Real-time WebSocket streaming: Stream blast radius score changes live as the agent discovers more items during execution, with the gauge animating in real-time
Multi-service support: Extend beyond Gmail to Slack, GitHub, databases, and cloud infrastructure — each with their own reversibility baselines
Adaptive baselines: Learn from user behavior to adjust what's "normal" — if a user regularly deletes 500 emails, that shouldn't trigger CRITICAL
Token Vault native integration: Work with Auth0 to embed blast radius claims directly into Token Vault tokens as custom claims, rather than as metadata alongside the token
SDK/middleware: Package as a drop-in middleware for LangChain, LangGraph, CrewAI, and other agent frameworks — @blast_radius_guard decorator for any tool
Compliance reporting: Generate compliance reports from consent receipts — who authorized what, at what magnitude, when, with what signature
Organization policies: Let admins set organization-wide blast radius thresholds — "no agent in this org can affect more than 1000 records without VP approval"

Bonus Blog Post

The Moment We Realized Authorization Was Broken

Halfway through building Blast Radius Auth, we had a moment that crystallized why this project matters. We connected the real Gmail API, typed "Delete all my unread emails," and watched the system pull back 201 actual emails from a live inbox. The blast radius gauge jumped to 69 — HIGH tier. A CIBA push notification hit our phone seconds later via Auth0 Guardian, asking us to approve the deletion of 201 real emails.

That was the moment it clicked: this is the check that should exist everywhere, and doesn't.

The hardest technical challenge was making Auth0 Token Vault and CIBA work together in a way that felt seamless. Token Vault is designed to manage OAuth tokens for external services — we extended it to carry blast radius metadata alongside the Google token. Every token issued now knows its own ceiling: the maximum number of items it's authorized to touch, and whether the action is reversible.

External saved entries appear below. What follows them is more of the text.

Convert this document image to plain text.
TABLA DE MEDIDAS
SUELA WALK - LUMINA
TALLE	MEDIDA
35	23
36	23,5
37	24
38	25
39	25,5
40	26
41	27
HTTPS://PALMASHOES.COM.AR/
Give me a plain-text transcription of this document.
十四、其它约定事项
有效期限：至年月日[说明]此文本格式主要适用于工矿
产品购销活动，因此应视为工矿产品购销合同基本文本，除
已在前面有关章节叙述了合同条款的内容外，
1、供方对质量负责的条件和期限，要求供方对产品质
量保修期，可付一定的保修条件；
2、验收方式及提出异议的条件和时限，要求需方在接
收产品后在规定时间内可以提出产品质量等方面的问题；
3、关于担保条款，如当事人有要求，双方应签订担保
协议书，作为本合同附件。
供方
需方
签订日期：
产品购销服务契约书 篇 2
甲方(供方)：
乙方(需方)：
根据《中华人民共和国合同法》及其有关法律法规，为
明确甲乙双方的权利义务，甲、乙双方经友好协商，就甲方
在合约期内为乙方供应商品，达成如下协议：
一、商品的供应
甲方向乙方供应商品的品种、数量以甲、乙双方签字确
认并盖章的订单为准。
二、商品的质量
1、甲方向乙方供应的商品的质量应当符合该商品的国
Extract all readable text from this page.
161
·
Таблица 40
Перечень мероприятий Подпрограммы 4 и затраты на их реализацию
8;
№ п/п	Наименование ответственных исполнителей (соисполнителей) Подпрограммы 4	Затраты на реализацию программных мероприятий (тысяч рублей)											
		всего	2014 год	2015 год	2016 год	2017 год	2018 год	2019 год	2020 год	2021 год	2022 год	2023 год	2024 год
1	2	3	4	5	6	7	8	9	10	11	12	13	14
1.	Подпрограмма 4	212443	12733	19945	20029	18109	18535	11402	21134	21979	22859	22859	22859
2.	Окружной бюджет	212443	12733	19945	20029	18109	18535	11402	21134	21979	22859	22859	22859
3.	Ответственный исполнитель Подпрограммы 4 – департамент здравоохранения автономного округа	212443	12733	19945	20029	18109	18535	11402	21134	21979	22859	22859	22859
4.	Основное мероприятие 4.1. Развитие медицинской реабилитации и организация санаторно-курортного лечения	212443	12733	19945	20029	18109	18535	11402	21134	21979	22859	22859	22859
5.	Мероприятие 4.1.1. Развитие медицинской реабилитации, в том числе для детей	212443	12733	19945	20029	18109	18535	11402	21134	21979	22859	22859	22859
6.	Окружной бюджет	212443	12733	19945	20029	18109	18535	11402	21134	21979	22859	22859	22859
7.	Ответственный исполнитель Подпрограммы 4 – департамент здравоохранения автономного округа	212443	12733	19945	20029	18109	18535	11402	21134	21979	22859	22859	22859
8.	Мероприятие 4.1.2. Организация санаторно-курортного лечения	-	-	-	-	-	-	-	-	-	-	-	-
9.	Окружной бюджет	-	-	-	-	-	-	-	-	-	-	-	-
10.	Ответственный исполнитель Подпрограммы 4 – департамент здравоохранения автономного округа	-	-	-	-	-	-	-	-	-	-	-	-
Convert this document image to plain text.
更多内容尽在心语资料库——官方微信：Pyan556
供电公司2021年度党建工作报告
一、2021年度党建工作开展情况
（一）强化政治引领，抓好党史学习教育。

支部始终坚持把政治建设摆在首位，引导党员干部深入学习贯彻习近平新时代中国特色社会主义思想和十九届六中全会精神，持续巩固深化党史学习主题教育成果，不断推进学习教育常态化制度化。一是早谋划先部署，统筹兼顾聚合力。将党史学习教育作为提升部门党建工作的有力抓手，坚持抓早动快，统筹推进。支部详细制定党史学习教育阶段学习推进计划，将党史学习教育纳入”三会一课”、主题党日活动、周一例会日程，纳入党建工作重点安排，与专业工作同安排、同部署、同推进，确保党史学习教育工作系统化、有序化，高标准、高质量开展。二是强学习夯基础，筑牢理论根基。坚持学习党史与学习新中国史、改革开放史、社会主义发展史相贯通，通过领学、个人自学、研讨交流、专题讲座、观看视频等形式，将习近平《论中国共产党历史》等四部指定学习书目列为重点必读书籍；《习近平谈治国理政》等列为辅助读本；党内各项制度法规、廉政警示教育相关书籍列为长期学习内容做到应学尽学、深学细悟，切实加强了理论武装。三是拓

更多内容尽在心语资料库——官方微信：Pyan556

CIBA was a different beast. We spent hours debugging why Guardian push notifications weren't firing, only to discover that the binding message has a 64-character limit with restricted characters — no tildes, no pipes, no emojis. We went from a beautifully formatted blast radius summary to "CRITICAL Delete all emails 10000 items 88." Ugly, but it works.

The real breakthrough was mid-action token invalidation. We authorized an agent for 100 promotional emails, then simulated it discovering 5,000. The token revoked itself at batch 5 — 50 items processed, 4,950 protected. Watching the dashboard gauge jump from MEDIUM to CRITICAL with a red breach alert was genuinely satisfying.

What surprised us most was how natural Auth0's AI agent features felt once wired together. Token Vault handles the OAuth complexity, CIBA handles the human-in-the-loop, and Guardian handles the notification channel. We just had to add the magnitude layer on top. The infrastructure for secure AI agents exists today — it just needs someone to ask the right question: not "can this agent do this?" but "should this agent do this much?"

Building Blast Radius Auth taught us that the next frontier in AI agent security isn't about permissions — it's about proportionality.